Question

If $\alpha ,\beta ,\gamma$ are the roots of the equation $2{x^3} - 3{x^2} + 6x + 1 = 0$, then ${\alpha ^2} + {\beta ^2} + {\gamma ^2}$ is equal to:
A) $- \dfrac{{15}}{4}$
B) $\dfrac{{15}}{4}$
C) $\dfrac{9}{4}$
D) $4$

Answer 1

According to given in the question we have to determine the value of ${\alpha ^2} + {\beta ^2} + {\gamma ^2}$ when $\alpha ,\beta ,\gamma$ are the roots of the equation $2{x^3} - 3{x^2} + 6x + 1 = 0$ so, first of all we have to find the sum of the roots $\alpha ,\beta ,\gamma$with the help of the formula as given below:

Formula used: $\Rightarrow \alpha + \beta + \gamma = - \dfrac{b}{a}................(A)$
Now, we have to obtain the multiplication of $\alpha \beta + \beta \gamma + \gamma \alpha$ with the help of the formula as given below:
$\Rightarrow \alpha \beta + \beta \gamma + \gamma \alpha = \dfrac{c}{a}.................(B)$
Where, $\alpha ,\beta ,\gamma$are the roots for the cubic expression$a{x^3} + b{x^2} + cx + d = 0$
Now, to solve the expression we have to use the formula as given below:
$\Rightarrow {\alpha ^2} + {\beta ^2} + {\gamma ^2} = (\alpha + \beta + \gamma ) - 2(\alpha \beta + \beta \gamma + \gamma \alpha ).........................(C)$

Complete step-by-step answer:
Step 1: First of all we have to compare the given expression $2{x^3} - 3{x^2} + 6x + 1 = 0$with the cubic expression $a{x^3} + b{x^2} + cx + d = 0$to obtain the value of (a, b, c and d) as given below:
$a = 2,b = - 3,c = 6,d = 1$
Step 1: Now, we have to find the sum of the roots $\alpha ,\beta ,\gamma$with the help of the formula (A) as given in the solution hint. On substituting all the values in the formula (A),
$\Rightarrow \alpha + \beta + \gamma = - \dfrac{{( - 3)}}{2} \\\ \Rightarrow \alpha + \beta + \gamma = \dfrac{3}{2}....................(1)$
Step 3: Now, with the help of the formula (B) we have to obtain the product of the roots for the given expression $2{x^3} - 3{x^2} + 6x + 1 = 0$ hence,
$\Rightarrow \alpha \beta + \beta \gamma + \gamma \alpha = \dfrac{6}{2} \\\ \Rightarrow \alpha \beta + \beta \gamma + \gamma \alpha = 3...............(2)$
Step 4: Now, to find the value of ${\alpha ^2} + {\beta ^2} + {\gamma ^2}$we have to substitute the sum and product of roots as obtained from the step 2 and step 3 in the formula (B) as mentioned in the solution hint.
$\Rightarrow {\alpha ^2} + {\beta ^2} + {\gamma ^2} = {\left( {\dfrac{3}{2}} \right)^2} - 2 \times 3 \\\ \Rightarrow {\alpha ^2} + {\beta ^2} + {\gamma ^2} = \dfrac{9}{4} - 6$
Now, to solve the obtained expression we have to apply the L.C.M hence,
$\Rightarrow {\alpha ^2} + {\beta ^2} + {\gamma ^2} = \dfrac{{9 - 24}}{4} \\\ \Rightarrow {\alpha ^2} + {\beta ^2} + {\gamma ^2} = \dfrac{{ - 15}}{4}$
Final solution: Hence, with the help of formula (A) and (B) we have obtained the value of ${\alpha ^2} + {\beta ^2} + {\gamma ^2} = \dfrac{{ - 15}}{4}$.

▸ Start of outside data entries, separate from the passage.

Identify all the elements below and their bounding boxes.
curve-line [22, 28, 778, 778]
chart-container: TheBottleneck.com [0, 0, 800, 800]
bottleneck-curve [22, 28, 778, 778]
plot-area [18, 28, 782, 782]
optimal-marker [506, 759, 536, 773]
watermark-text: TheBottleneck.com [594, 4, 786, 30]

Therefore option (A) is the correct answer.

Note: If the given expression/equation is cubic then only three roots can be obtained as (a, b, and c) from the given cubic expression/equation.
If the given expression/equation is quadratic then only two roots can be obtained as (a, and b) from the given cubic expression/equation.